NEWS

Debating Fair Use in Generative AI Training Data Copyright Issues: An Analysis of Kadrey et al. v. Meta Platforms, Inc.

IPRdaily
Nov 4 , 2025

The rapid iteration of generative artificial intelligence has triggered a profound legal challenge worldwide. To train powerful models, developers have used massive quantities of copyrighted works as training data. This practice places the practical needs of technological innovation in tension with the basic principles of copyright law, which are designed to incentivize creative expression—forming a core conflict between the technology sector and the creative-content community.


On June 25, 2025, the U.S. District Court issued its ruling in Kadrey et al. v. Meta Platforms, Inc. In this case, the court held that Meta’s use of the plaintiffs’ works to train its large language model constituted fair use. Although the plaintiffs ultimately lost, the ruling did not grant unconditional approval for the use of copyrighted works in AI training. Instead, through extensive doctrinal reasoning, the court provided highly valuable insights for future judicial practice and copyright governance.


Basic Facts


The plaintiffs were a group of fourteen prominent authors, including Richard Kadrey. The defendant, the technology giant Meta, developed the large language model known as LLaMA.

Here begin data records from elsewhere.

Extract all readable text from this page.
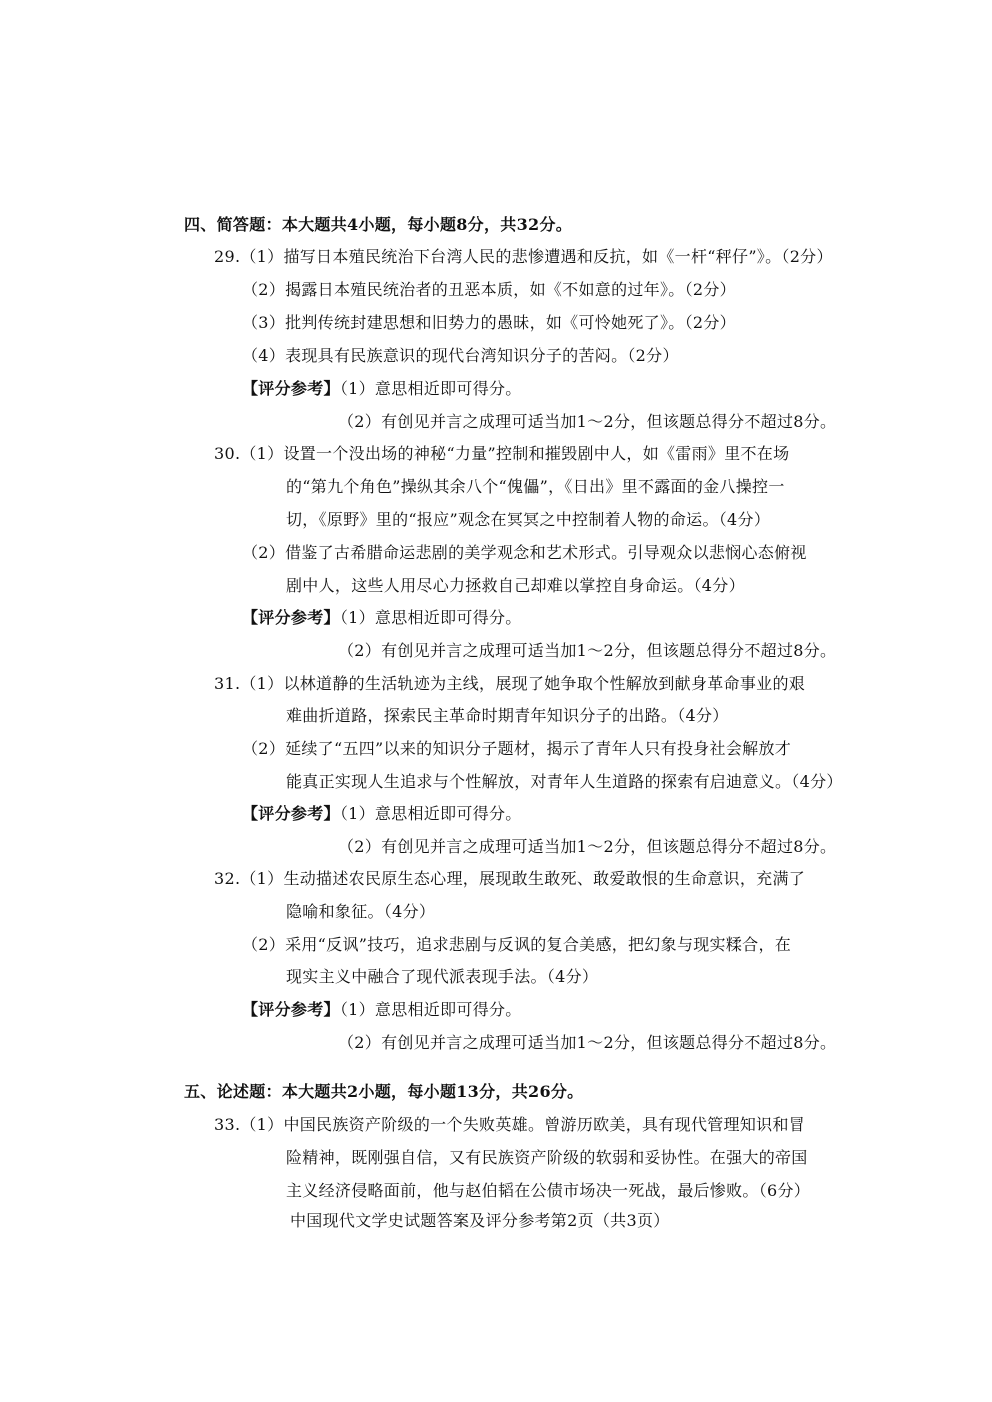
四、简答题：本大题共4小题，每小题8分，共32分。
29.（1）描写日本殖民统治下台湾人民的悲惨遭遇和反抗，如《一杆“秤仔”》。（2分）
（2）揭露日本殖民统治者的丑恶本质，如《不如意的过年》。（2分）
（3）批判传统封建思想和旧势力的愚昧，如《可怜她死了》。（2分）
（4）表现具有民族意识的现代台湾知识分子的苦闷。（2分）
【评分参考】（1）意思相近即可得分。
（2）有创见并言之成理可适当加1～2分，但该题总得分不超过8分。
30.（1）设置一个没出场的神秘“力量”控制和摧毁剧中人，如《雷雨》里不在场
的“第九个角色”操纵其余八个“傀儡”，《日出》里不露面的金八操控一
切，《原野》里的“报应”观念在冥冥之中控制着人物的命运。（4分）
（2）借鉴了古希腊命运悲剧的美学观念和艺术形式。引导观众以悲悯心态俯视
剧中人，这些人用尽心力拯救自己却难以掌控自身命运。（4分）
【评分参考】（1）意思相近即可得分。
（2）有创见并言之成理可适当加1～2分，但该题总得分不超过8分。
31.（1）以林道静的生活轨迹为主线，展现了她争取个性解放到献身革命事业的艰
难曲折道路，探索民主革命时期青年知识分子的出路。（4分）
（2）延续了“五四”以来的知识分子题材，揭示了青年人只有投身社会解放才
能真正实现人生追求与个性解放，对青年人生道路的探索有启迪意义。（4分）
【评分参考】（1）意思相近即可得分。
（2）有创见并言之成理可适当加1～2分，但该题总得分不超过8分。
32.（1）生动描述农民原生态心理，展现敢生敢死、敢爱敢恨的生命意识，充满了
隐喻和象征。（4分）
（2）采用“反讽”技巧，追求悲剧与反讽的复合美感，把幻象与现实糅合，在
现实主义中融合了现代派表现手法。（4分）
【评分参考】（1）意思相近即可得分。
（2）有创见并言之成理可适当加1～2分，但该题总得分不超过8分。
五、论述题：本大题共2小题，每小题13分，共26分。
33.（1）中国民族资产阶级的一个失败英雄。曾游历欧美，具有现代管理知识和冒
险精神，既刚强自信，又有民族资产阶级的软弱和妥协性。在强大的帝国
主义经济侵略面前，他与赵伯韬在公债市场决一死战，最后惨败。（6分）
中国现代文学史试题答案及评分参考第2页（共3页）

The plaintiffs alleged that Meta, without permission, attribution, or compensation, copied their books at scale and used them as training corpora for LLaMA, amounting to direct and vicarious copyright infringement. They argued that Meta’s training datasets included works obtained from “shadow libraries” such as Books3, Bibliotik, and LibGen—platforms widely known as repositories of pirated content. The plaintiffs contended that this “bad-faith” method of data acquisition reflected the unlawfulness of Meta’s conduct.

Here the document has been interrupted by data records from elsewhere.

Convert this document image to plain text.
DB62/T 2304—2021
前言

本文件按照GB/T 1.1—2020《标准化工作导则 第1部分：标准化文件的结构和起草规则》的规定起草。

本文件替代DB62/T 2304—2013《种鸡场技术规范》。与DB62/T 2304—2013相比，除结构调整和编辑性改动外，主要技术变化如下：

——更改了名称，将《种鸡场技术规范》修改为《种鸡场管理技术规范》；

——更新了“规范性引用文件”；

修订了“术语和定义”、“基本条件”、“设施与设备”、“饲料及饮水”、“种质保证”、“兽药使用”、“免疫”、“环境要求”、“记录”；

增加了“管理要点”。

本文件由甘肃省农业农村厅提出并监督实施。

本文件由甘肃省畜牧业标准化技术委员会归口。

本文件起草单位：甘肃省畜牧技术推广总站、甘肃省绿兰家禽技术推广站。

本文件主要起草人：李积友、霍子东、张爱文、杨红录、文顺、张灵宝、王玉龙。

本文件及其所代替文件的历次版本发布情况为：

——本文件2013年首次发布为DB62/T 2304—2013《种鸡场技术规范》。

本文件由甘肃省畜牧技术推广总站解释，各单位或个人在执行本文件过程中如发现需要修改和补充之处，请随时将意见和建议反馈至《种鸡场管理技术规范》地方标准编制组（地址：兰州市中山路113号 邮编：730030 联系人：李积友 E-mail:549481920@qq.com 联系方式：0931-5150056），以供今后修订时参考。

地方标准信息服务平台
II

The court first dismissed the plaintiffs’ assertion that the LLaMA model itself constituted an infringing derivative work, reasoning that the model was neither a transformation nor an adaptation of the plaintiffs’ books. The claim of vicarious infringement was also dismissed because the plaintiffs failed to show that LLaMA generated any specific content that was “substantially similar” to their works. These rulings substantially narrowed the scope of the dispute. The remaining issue was whether Meta’s act of copying books to train LLaMA constituted direct copyright infringement. Meta raised the fair use doctrine as its defense.


Issues in Dispute


The court conducted a systematic review of the four statutory fair-use factors under Section 107 of the U.S. Copyright Act. This analysis formed the backbone of the entire decision.


1. Purpose and character of the use.

The court found that the plaintiffs’ and defendant’s uses served fundamentally different purposes. Plaintiffs’ books were written to be read for entertainment or knowledge, whereas Meta copied them to train a functional software tool capable of performing translation, summarization, “creative ideation” assistance, and other tasks. LLaMA did not merely “repackage” the original texts—it learned statistical patterns to create something new in purpose and function. This, the court held, is the essence of transformative use.

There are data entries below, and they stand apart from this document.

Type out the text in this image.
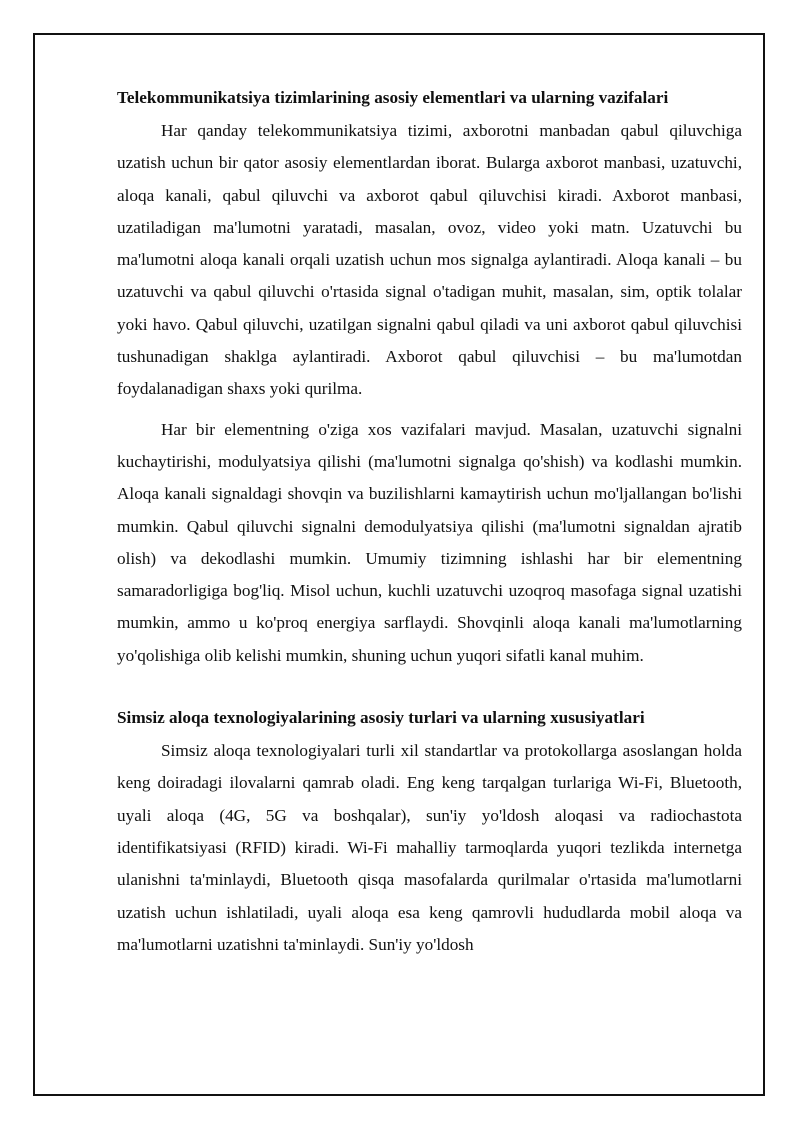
Telekommunikatsiya tizimlarining asosiy elementlari va ularning vazifalari

Har qanday telekommunikatsiya tizimi, axborotni manbadan qabul qiluvchiga uzatish uchun bir qator asosiy elementlardan iborat. Bularga axborot manbasi, uzatuvchi, aloqa kanali, qabul qiluvchi va axborot qabul qiluvchisi kiradi. Axborot manbasi, uzatiladigan ma'lumotni yaratadi, masalan, ovoz, video yoki matn. Uzatuvchi bu ma'lumotni aloqa kanali orqali uzatish uchun mos signalga aylantiradi. Aloqa kanali – bu uzatuvchi va qabul qiluvchi o'rtasida signal o'tadigan muhit, masalan, sim, optik tolalar yoki havo. Qabul qiluvchi, uzatilgan signalni qabul qiladi va uni axborot qabul qiluvchisi tushunadigan shaklga aylantiradi. Axborot qabul qiluvchisi – bu ma'lumotdan foydalanadigan shaxs yoki qurilma.

Har bir elementning o'ziga xos vazifalari mavjud. Masalan, uzatuvchi signalni kuchaytirishi, modulyatsiya qilishi (ma'lumotni signalga qo'shish) va kodlashi mumkin. Aloqa kanali signaldagi shovqin va buzilishlarni kamaytirish uchun mo'ljallangan bo'lishi mumkin. Qabul qiluvchi signalni demodulyatsiya qilishi (ma'lumotni signaldan ajratib olish) va dekodlashi mumkin. Umumiy tizimning ishlashi har bir elementning samaradorligiga bog'liq. Misol uchun, kuchli uzatuvchi uzoqroq masofaga signal uzatishi mumkin, ammo u ko'proq energiya sarflaydi. Shovqinli aloqa kanali ma'lumotlarning yo'qolishiga olib kelishi mumkin, shuning uchun yuqori sifatli kanal muhim.

Simsiz aloqa texnologiyalarining asosiy turlari va ularning xususiyatlari

Simsiz aloqa texnologiyalari turli xil standartlar va protokollarga asoslangan holda keng doiradagi ilovalarni qamrab oladi. Eng keng tarqalgan turlariga Wi-Fi, Bluetooth, uyali aloqa (4G, 5G va boshqalar), sun'iy yo'ldosh aloqasi va radiochastota identifikatsiyasi (RFID) kiradi. Wi-Fi mahalliy tarmoqlarda yuqori tezlikda internetga ulanishni ta'minlaydi, Bluetooth qisqa masofalarda qurilmalar o'rtasida ma'lumotlarni uzatish uchun ishlatiladi, uyali aloqa esa keng qamrovli hududlarda mobil aloqa va ma'lumotlarni uzatishni ta'minlaydi. Sun'iy yo'ldosh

On the contentious issue of “bad-faith” acquisition of pirated data, the court held that even if Meta knowingly used pirated books, such bad faith did not alter the transformative nature of the subsequent training use. Fair use aims to allow the emergence of new expressive outputs that do not serve as market substitutes. Whether the underlying material is lawfully sourced does not change the fundamental nature of the later use.


2. Nature of the copyrighted works.

The court held that the works at issue—novels, memoirs, and similar texts—are highly creative and expressive, falling squarely within the core of copyright protection. The court rejected Meta’s argument that it used only the “functional elements” of the texts, observing that the expressive relationships among words are themselves “products of creative authorship.” Nonetheless, the court noted that this factor rarely plays a decisive role in modern fair-use analysis.


3. Amount and substantiality of the portion used.

The court held that copying entire works was reasonable and necessary for effective model training; using only excerpts would significantly impair performance. Since copying entire works was required to achieve a legitimate transformative purpose, the copying was reasonable in both quantity and substance.


4. Effect of the use upon the potential market.

The court rejected two central market-harm theories advanced by the plaintiffs:

 

Output-substitution theory: The claim that LLaMA’s outputs could substitute for the original works. Evidence showed that—even under “adversarial prompting”—the model did not “regurgitate” meaningful excerpts, and thus could not threaten the original works’ markets.


Lost licensing-market theory: The claim that Meta harmed a potential licensing market for AI-training use. The court found this circular: copyright holders cannot create a legally cognizable market merely by asserting a right to license an otherwise transformative fair use.

 

Holding


The court ultimately held that Meta’s use of plaintiffs’ books for model training, given the specific arguments and evidence in this case, constituted fair use. After weighing the four factors, the court found that Factors 1, 3, and 4 favored the defendant, while only Factor 2 favored the plaintiffs. The plaintiffs’ failure on the pivotal fourth factor directly led to their loss.


The court emphasized in the opinion that “this decision does not hold that Meta’s use of copyrighted materials to train its language models is lawful,” but only that “these specific plaintiffs advanced the wrong arguments and failed to build an evidentiary record to support the right ones.”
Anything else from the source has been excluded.